Mr. McCormack

American History

Central Dauphin High School

Chapter 14 Essentials Study Guide

Know the following terms and people: speculation, quota, consumer economy, buying on margin, isolationism, Red Scare, welfare capitalism, communism, Calvin Coolidge, William Howard Taft, Herbert Hoover, Alfred E. Smith, Warren G. Harding, John J. Raskob, A. Mitchell Palmer, Henry Ford, Teapot Dome Scandal

•Isolationism and a laissez-faire business policy were key features of Republican administrations of the 1920s.

•The Red Scare was a response to the Russian Revolution.

•The economy grew in the 1920s as consumers began to buy goods on credit.

•In the case of Schenk v.
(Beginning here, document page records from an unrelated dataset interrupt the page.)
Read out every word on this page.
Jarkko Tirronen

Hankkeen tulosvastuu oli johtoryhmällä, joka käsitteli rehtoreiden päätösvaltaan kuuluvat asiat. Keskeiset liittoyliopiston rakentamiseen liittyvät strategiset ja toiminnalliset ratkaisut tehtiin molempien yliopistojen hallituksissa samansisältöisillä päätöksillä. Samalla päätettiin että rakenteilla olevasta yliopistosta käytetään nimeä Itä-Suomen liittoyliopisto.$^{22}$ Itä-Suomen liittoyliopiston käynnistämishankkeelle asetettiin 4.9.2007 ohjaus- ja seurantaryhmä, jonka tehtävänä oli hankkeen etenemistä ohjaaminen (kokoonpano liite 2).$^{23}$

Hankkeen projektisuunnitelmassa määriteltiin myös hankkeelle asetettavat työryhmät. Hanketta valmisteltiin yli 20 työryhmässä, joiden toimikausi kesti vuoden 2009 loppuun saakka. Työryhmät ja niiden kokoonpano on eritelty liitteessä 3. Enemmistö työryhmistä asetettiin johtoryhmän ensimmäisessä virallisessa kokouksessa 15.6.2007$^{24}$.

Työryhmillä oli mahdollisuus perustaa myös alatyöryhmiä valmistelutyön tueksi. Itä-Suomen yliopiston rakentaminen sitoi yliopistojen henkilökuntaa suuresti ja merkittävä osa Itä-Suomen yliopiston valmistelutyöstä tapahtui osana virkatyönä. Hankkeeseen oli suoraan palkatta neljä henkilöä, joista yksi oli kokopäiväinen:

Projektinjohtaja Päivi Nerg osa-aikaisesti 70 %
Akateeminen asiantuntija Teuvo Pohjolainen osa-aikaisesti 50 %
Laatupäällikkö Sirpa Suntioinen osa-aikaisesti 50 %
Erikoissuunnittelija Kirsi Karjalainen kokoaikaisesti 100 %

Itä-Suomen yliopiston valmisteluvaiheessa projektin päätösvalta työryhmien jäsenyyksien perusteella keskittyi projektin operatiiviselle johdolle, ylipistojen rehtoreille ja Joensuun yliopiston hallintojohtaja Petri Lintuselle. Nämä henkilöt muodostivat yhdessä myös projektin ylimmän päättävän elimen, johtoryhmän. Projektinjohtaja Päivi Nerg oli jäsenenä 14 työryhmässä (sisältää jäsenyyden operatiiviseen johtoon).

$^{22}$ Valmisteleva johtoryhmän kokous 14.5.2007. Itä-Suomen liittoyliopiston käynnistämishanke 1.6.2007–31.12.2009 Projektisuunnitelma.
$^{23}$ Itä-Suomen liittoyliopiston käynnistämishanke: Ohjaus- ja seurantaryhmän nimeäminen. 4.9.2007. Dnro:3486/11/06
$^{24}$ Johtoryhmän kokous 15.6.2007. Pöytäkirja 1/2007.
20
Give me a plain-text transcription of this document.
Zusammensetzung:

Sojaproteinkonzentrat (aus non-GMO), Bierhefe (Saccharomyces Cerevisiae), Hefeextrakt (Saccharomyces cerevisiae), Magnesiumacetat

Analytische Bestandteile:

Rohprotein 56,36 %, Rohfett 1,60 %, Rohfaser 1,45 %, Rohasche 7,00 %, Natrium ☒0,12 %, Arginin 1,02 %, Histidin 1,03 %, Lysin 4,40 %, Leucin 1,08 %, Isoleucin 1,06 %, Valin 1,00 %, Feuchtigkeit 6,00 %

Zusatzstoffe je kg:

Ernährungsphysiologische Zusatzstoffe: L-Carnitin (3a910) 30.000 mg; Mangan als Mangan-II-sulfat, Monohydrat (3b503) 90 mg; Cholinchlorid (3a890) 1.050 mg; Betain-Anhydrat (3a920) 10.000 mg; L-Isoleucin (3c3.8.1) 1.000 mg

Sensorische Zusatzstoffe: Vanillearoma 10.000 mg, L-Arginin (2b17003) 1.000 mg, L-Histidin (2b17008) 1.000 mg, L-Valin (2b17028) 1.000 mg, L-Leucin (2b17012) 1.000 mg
United States, the Supreme Court said the government could silence free speech whenever there is a clear and present danger.

•The main opponent of prohibition-supporting Herbert Hoover in the 1928 presidential election was Alfred E. Smith, the four-term Democratic governor of New York and first Catholic to be nominated for president.

•The National Origins Act of 1924 reduced the number of people who could enter the United States.

•A consumer economy is one that depends on a large amount of spending.

•Productivity rose during the 1920s due to new resources, new management methods, and new technologies.

•Calvin Coolidge came to national fame due to the Boston Police Strike.

•The Kellogg-Briand Pact was designed to outlaw the threat of war.

•The economy of the 1920s feature rising productivity and wages, growth in personal debt, and unemployment around 4%.

•Agriculture struggled in the 1920s even as industry boomed.

•Nativism means favoring American-born people over immigrants.

•Nativism in the 1920s grew because of religious bias, disgust at urban conditions, and fear of competition for jobs.

•Advertising played an important role in the economy of the 1920s.

•Automobiles were invented in Europe, but Americans were the first to mass produce them.

•Medical advances in the 1920s reduced infant deaths and increased life expectancy.

•Calvin Coolidge followed a laissez-faire approach to economics by refusing to interfere with businesses.

•Membership in unions peaked at around 20 million members before declining.